The 1995 Grand Jury has come up with a most disturbing report on disaster readiness. In their 1995 report they state, "The single most important finding is that most residents in Marin County are not prepared to deal with a major disaster. Many apparently believe that somehow they will be rescued. In fact, communities may become isolated with no immediate help available. To put it bluntly, those who are prepared will be the most likely to survive."
The jury cited the Emergency Operations Center (EOC) located in the Civic Center as vulnerable to damage during a severe earthquake or fire. They said that "The antennas for vital communications are located on the roof several floors away, with the resultant potential for electrical or structural failure of both the antennas and their connecting cables in an earthquake."
The report recommends that aerial observers, such as the Sheriffs Volunteer Air Patrol, fly regularly on Red Flag (extreme fire alert) days. Such patrols would likely be used in a major emergency. (There is no mention of Hamilton Field being used for aircraft.)

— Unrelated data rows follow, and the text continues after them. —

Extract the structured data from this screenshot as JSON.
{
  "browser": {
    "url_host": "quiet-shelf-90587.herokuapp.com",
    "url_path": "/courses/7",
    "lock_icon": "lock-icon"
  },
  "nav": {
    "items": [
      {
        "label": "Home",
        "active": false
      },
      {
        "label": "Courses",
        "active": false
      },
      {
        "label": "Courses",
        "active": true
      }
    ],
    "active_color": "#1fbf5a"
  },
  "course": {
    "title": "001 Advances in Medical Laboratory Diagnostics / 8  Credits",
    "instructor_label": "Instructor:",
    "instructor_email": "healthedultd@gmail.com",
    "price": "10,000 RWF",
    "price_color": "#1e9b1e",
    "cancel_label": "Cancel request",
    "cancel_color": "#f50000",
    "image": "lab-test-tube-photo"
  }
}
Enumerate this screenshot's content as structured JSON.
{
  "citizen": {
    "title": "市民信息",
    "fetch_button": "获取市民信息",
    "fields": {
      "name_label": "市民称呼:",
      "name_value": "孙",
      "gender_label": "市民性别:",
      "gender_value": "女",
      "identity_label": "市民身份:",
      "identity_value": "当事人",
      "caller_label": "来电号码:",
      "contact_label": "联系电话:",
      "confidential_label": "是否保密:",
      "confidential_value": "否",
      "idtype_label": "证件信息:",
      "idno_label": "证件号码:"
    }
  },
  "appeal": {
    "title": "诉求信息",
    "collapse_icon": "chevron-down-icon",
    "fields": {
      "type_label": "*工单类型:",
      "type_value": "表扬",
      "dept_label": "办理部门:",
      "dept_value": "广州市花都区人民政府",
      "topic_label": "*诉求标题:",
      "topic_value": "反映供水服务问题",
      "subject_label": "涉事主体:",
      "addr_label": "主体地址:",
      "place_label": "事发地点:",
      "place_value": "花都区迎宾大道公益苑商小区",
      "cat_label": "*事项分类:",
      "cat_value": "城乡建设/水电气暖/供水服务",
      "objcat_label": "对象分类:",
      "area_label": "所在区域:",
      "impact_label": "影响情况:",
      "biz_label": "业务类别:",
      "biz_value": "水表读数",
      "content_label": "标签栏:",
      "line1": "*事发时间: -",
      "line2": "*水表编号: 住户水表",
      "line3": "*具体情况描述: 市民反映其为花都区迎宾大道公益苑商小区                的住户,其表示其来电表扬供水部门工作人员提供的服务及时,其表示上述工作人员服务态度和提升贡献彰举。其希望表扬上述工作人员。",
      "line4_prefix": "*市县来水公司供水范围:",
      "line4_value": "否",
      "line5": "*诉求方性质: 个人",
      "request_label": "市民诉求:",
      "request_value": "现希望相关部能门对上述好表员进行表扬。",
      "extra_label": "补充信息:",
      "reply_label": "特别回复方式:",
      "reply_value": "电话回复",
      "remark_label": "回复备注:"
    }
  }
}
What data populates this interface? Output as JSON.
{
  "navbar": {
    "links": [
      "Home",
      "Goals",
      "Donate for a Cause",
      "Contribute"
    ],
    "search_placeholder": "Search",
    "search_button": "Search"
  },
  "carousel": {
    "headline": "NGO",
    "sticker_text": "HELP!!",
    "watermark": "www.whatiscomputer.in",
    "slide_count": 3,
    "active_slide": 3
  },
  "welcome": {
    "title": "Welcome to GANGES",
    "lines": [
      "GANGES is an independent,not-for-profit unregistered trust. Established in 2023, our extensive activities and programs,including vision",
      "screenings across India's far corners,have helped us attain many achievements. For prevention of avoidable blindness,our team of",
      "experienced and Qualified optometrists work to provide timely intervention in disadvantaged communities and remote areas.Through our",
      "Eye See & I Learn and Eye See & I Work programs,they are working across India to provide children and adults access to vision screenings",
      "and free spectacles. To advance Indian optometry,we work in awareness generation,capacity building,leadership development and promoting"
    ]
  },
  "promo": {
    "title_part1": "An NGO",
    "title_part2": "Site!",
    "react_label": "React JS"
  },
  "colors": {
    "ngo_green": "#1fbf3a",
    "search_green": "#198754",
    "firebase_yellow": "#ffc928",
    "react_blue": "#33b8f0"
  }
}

However, the report says that, "Communications between the local police/fire departments and the public are not universally in good order. Several types are in use such as: 1) sirens 2) emergency or direct broadcasting/cable such as commercial TV/radio, 3) single-purpose emergency radio stations and 4) individual telephones and CTS radios. (There is no mention TV stations off the air due to power failure.)
Of the Mt. Vision fire, the report said that while the "system generally worked well, it was noted there were several complaints that the siren could not be heard, and that the siren failed to continue operation due to the fire affecting the electrical supply system."

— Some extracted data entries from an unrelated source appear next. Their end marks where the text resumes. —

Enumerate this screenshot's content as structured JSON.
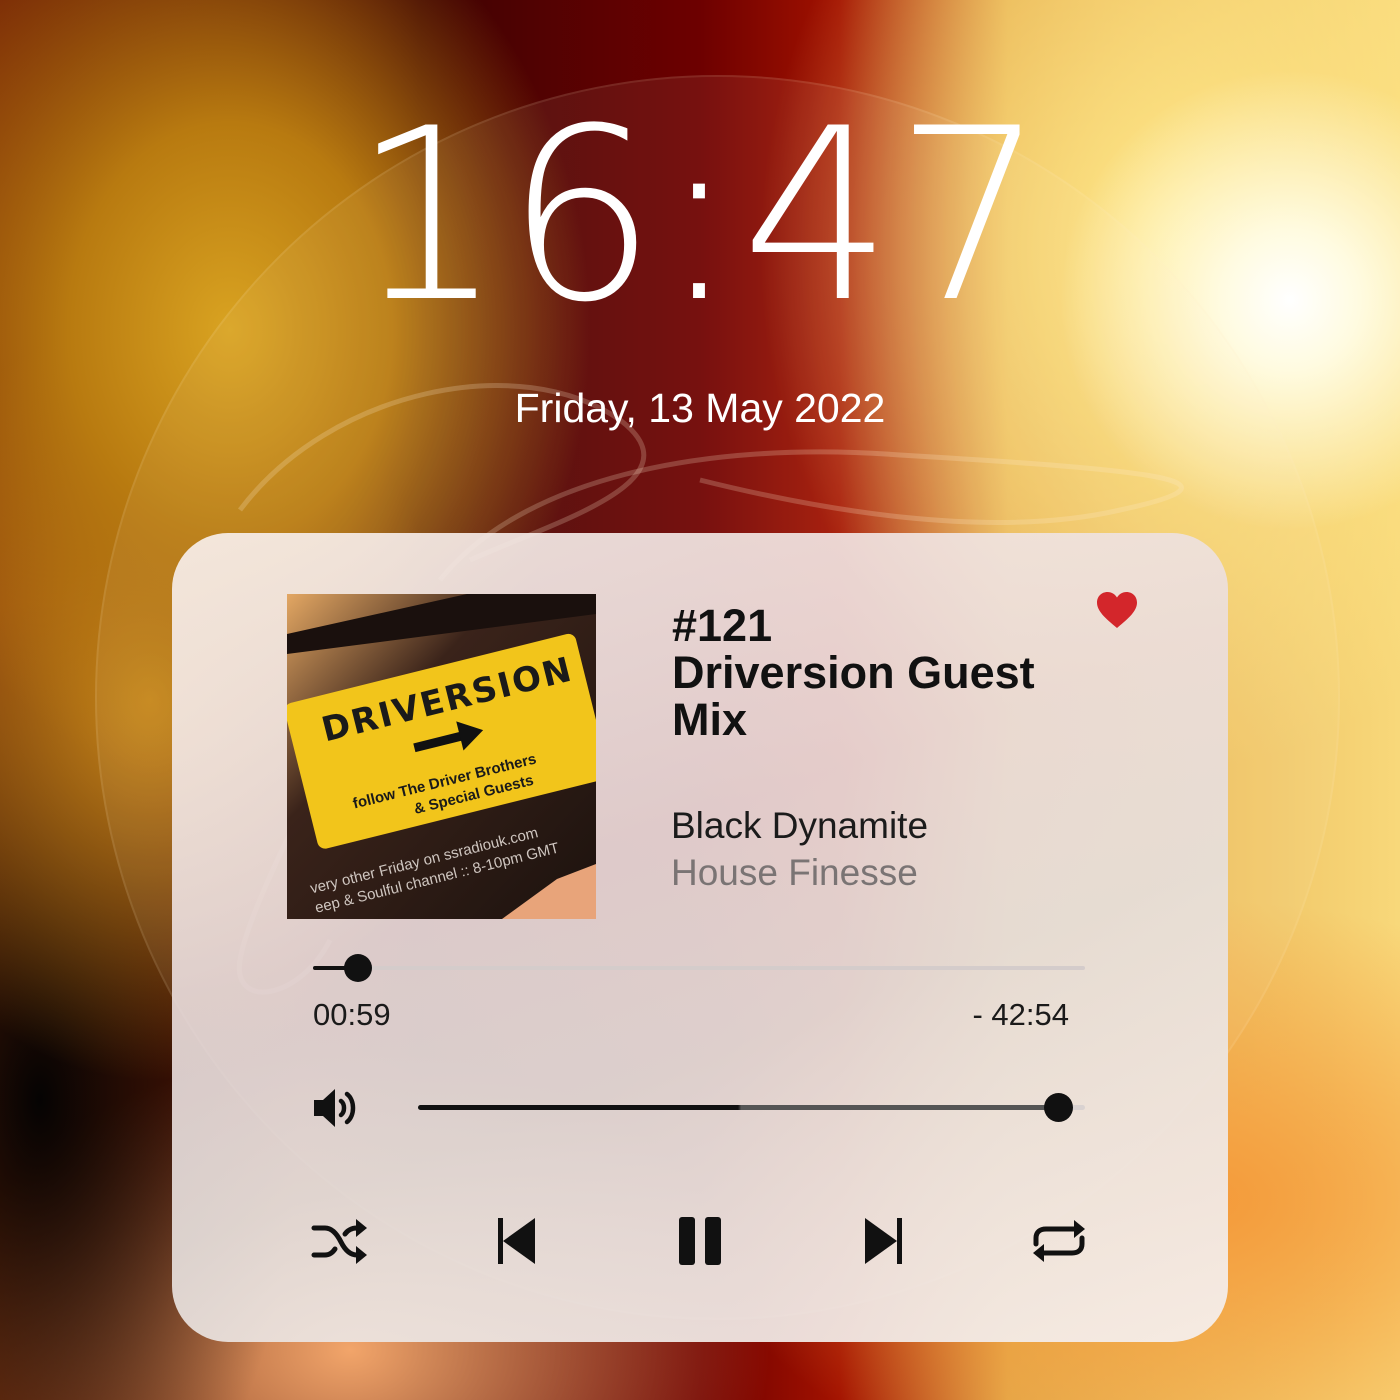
{
  "lockscreen": {
    "time": "16:47",
    "date": "Friday, 13 May 2022"
  },
  "player": {
    "cover": {
      "card_text": "DRIVERSION",
      "card_subtitle_1": "follow The Driver Brothers",
      "card_subtitle_2": "& Special Guests",
      "footer_1": "ssradiouk.com",
      "footer_2": "very other Friday on ssradiouk.com",
      "footer_3": "eep & Soulful channel :: 8-10pm GMT"
    },
    "track_number": "#121",
    "track_title": "Driversion Guest Mix",
    "artist": "Black Dynamite",
    "album": "House Finesse",
    "liked": true,
    "elapsed": "00:59",
    "remaining": "- 42:54",
    "progress_fraction": 0.058,
    "volume_fraction": 0.96,
    "controls": {
      "shuffle": "shuffle-icon",
      "previous": "previous-icon",
      "play_pause": "pause-icon",
      "next": "next-icon",
      "repeat": "repeat-icon"
    }
  },
  "colors": {
    "accent_heart": "#d3262b",
    "text_primary": "#111111",
    "text_secondary": "#7a7474"
  }
}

Under the heading "Emergency Transportation" is noted, "Local community street problems are primarily related to overcrowded narrow and/or one-way streets." (This is particular the case in West Marin.) Of course, downed power lines endanger evacuation. They commended the construction of underground power lines such as is now happening on Sir Francis Drake Blvd.

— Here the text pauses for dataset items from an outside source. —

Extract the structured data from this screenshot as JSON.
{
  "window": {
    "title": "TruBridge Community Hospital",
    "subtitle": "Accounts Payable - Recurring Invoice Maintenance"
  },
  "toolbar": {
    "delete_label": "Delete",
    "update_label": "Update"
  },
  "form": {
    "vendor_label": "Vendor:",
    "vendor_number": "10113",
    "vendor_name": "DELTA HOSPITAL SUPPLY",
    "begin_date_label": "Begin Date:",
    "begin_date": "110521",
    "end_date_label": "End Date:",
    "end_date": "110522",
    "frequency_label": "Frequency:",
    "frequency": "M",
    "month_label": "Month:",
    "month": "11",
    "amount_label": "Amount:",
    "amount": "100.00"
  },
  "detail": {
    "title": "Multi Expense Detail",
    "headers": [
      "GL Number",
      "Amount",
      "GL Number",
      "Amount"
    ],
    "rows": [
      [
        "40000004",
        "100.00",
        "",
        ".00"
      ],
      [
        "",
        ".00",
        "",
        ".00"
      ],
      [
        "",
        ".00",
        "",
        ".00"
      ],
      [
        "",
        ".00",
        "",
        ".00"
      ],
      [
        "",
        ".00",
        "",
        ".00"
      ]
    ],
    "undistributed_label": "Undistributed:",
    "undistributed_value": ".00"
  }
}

"The future use of the railroad right-of-way for public transportation could be of significant aid in an emergency," the report states. (There is no mention of West Marin in this connection, as Muir Beach, Stinson Beach and Bolinas never had railways, and Pt. Reyes Station, which used to be a train stop, uses the station as a post office, while most of the line from here on is discarded.)
Fire hazards for individual residents can be reduced by vegetation management, but there is "varying degrees of enforcement by local fire departments. In many cases the penalty for non-compliance is less than the cost of compliance."
Under the heading of "Water-flow Capacity" the districts are cited for water mains that may be undersized and using equipment with differing dimensions, which may or may not be used by various fire departments. The report commends the MMWD, which recently formed a Fire Flow Advisory Committee with representatives from the various communities involved, and has authorized a new budget item for $1 million per year to work on high priority items.
Under the heading "Emergency Supplies" the Grand Jury says that supplies should be on hand to provide for 72 hours before more can be brought in from the outside. (West Marin residents may like to plan for at least a week, because all the roads may be blocked by fallen trees, and in earthquakes, landslides.)
"First response emergency services are provided by the newly-formed Urban Search and Rescue Team, with one branch located in the Civic Center and one branch located in West Marin. (West Marin is a fairly large place, and so far we have seen no Search and Rescue teams except on hunts for people missing on Mt. Tam.)
The report ends by saying, "The public's apathy about this subject leads to a need for a much stronger outreach programs on the part of all agencies involved. There is no centralized information source/system; much duplication exists among these groups. Further, such an outreach program needs top-level leadership to provide both a great stimulus to the public and the involvement of more volunteers, as well as reliance on paid public employees."